Philippine Airlines
has reported a net income of $140.3 million for its financial year ending March 31,
2007, the largest profit in its 66-year history and an affirmation of the flag carrier's robust financial
health eight years into its restructuring program.
In a filing with the Securities and Exchange Commission (SEC), PAL said the surplus was a
"significant improvement" over the preceding fiscal year's profit of $22.8 million - a
more than six fold jump.
It was also PAL's third straight annual profit, a modest streak achieved in spite of adverse operating
conditions, including skyrocketing fuel prices, the liberalization of the aviation industry, continuing
global terrorist threats and other issues affecting travel, as well as the airline's cost base.
"These solid results, not just from last fiscal year but over the past eight years under restructuring,
confirm that PAL is fully recovered and is now firmly on track towards long-term profitability," said PAL president Jaime J. Bautista.
"We are consolidating these gains by reinvesting them in the business in order to further improve our products and services, which is critical
in shoring up our competitive position in the liberalized aviation milieu."
Last year's record profit came on the back of a $158.4 million or 12.8% upsurge in revenues, which also reached a new high of $1.39 billion.
Strong performances by the passenger and cargo businesses, coupled with some non-recurring items, contributed to the expansion.
Passenger carriage led the way, with PAL ferrying a total of 6.9 million passengers on 21,252 flights during the year, attaining a load factor of
76.8% - its highest in 15 years.
On the other hand, expenses increased by 6.4% to $1.3 billion, principally due to the continued rise in jet fuel prices from an average of
$71.79 per barrel in 2006 to $79.81 per barrel in 2007. This added $35.7 million to PAL's fuel bill, which ballooned to $401.9 million last fiscal
year.
PAL managed to keep other expenses in check by
controlling costs, and improving systems and productivity. For instance, the
airline recently completed the implementation of electronic ticketing throughout its
network.
Since entering an SEC-supervised rehabilitation framework in June 1999, PAL has consistently posted an operating income for eight
consecutive years and a net income in six of those eight years, key indicators that the flag carrier is on the cusp of a sustained run of
financial viability.
Bautista said the profit plow-back is manifested by PAL's ongoing modernization programs for both its narrow-body and wide-body fleets.
The airline is in the midst of acquiring up to 20 Airbus A320-family jets, with six units already delivered, four due later this year and five more
in 2008, in addition to five option aircraft.

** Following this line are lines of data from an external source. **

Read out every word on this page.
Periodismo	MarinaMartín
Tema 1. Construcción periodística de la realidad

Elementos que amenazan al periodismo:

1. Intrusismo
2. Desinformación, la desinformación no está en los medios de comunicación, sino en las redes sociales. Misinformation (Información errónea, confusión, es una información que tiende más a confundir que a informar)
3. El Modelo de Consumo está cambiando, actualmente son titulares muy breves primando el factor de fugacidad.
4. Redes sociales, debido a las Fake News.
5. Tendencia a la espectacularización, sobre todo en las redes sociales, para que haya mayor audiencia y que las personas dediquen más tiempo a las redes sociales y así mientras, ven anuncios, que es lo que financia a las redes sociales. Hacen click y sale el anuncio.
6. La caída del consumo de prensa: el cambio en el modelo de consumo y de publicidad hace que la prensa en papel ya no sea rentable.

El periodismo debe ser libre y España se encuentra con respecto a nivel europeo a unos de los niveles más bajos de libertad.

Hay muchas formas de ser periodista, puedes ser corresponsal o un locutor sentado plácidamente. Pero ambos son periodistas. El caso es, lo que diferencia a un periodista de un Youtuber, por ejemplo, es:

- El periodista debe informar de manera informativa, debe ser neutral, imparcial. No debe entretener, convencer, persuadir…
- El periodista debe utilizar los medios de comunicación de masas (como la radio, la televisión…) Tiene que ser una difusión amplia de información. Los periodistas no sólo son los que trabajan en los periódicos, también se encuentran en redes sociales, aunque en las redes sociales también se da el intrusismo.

PAL has also signed for the acquisition of six Boeing 777-300ER aircraft, comprising four firm orders and two leased units, to boost its
long-haul operations to North America and other destinations.
PAL
is also to invest from $50 to $100 million to reconfigure and refurbish cabin interiors on its existing wide-body fleet.
Major investments will also go towards continuously upgrading the airline's safety and security standards - already among the industry's
most stringent - as well as its technology, infrastructure and human-resource
assets.
Part of this thrust is the planned investment of up to $50 million in the development of PAL's presence at the
emerging aviation hub in Clark
Field, Pampanga.
"We are undertaking all these as an investment for the future. Our vision is for PAL to reclaim its accustomed place among the region's
premier airlines and we are on track towards that goal," Bautista said.